MITRAPOL.com, Lampung Timur – Sungguh miris, Proyek APBD 2020 berupa peningkatan jalan Lataston dari Dinas PUPR Lampung Timur yang diduga hasil pengaspalan semrawut dan Lataston sangat tipis.

Terbukti pembangunan jalan di Desa Sidodadi Kecamatan Pekalongan Kabupaten Lampung Timur banyak diprotes dan dikeluhkan warga setempat,pasalnya selain pengaspalan latastonnya tipis, juga tidak terpasang papan informasi nilai proyek.

Salah satunya,Sojono (50) Ketua MAC Laskar Merah Putih (LMP) Kecamatan Pekalongan ,dan Mupazan (53) selaku warga setempat mengungkapkan kekecewaan atas hasil pembangunan jalan tersebut.

“Sangat¬† kecewa kami dengan bangunan jalan yang baru saja selesai lebih kurang ada dua minggu ini,” ungkap Jono pada awak media, Selasa (8/9/2020).

Ditambahkannya Jono, bahwa komplain warga sangat mendasar dikarenakan hasil bangunan jalan dengan pengaspalan sangat tipis.

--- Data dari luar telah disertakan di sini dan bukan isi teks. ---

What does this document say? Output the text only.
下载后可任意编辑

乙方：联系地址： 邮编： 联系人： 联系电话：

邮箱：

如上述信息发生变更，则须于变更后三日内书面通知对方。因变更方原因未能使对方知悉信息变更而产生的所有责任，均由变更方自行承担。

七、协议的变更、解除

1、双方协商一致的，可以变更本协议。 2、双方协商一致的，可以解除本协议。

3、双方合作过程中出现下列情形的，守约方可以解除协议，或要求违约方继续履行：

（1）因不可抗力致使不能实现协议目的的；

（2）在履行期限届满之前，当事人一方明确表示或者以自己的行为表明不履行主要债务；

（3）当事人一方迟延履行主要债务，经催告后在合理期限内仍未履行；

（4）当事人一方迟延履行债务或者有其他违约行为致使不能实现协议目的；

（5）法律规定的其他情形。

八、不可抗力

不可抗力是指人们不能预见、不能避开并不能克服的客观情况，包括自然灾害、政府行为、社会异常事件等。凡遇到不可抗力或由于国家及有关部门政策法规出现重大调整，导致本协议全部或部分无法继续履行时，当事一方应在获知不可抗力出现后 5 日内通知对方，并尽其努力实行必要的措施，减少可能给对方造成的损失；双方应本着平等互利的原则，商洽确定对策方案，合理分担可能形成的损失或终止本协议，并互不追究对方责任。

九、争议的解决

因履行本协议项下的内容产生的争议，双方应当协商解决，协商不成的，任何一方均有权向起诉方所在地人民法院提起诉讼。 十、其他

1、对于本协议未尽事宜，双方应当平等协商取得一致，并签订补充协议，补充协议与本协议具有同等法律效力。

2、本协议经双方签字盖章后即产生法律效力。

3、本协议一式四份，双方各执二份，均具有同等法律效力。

“Lataston yang sangat tipis sekali diperkirakan ketebalan hanya 1,5 cm.Selain itu jalan ini sangat diperlukan oleh masyarakat untuk transportasi penghubung kecamatan Pekalongan dan kecamatan Batanghari, dan sepanjang pekerjaan ini seperti proyek siluman karena tidak terpasang papan plang proyek yang di perkirakan bangunan jalan lataston panjang kurang lebih 1.400 meter, dan lebar di perkirakan 3 meter.Tentu anggarannya tidak sedikit namun disayangkan hasil bangunan diduga tidak sesuai dengan bestek terkesan semeraut,” tambah Jono.

Hal lainnya,tanpa adanya papan informasi terkesan seperti tidak ada keterbukaan terhadap publik.Sehingga masyarakat curiga terhadap nama perusahaan dan PT atas nama siapa pemborong /rekanan yang mengerjakan pekerjaan tersebut.

Bersamaan itu, Mufazan (53) dan Samsul (47) tokoh pemuda dan warga setempat menuturkan pula kekecewaaan dan meragukan kekuatan hasil pembangunan jalan tersebut.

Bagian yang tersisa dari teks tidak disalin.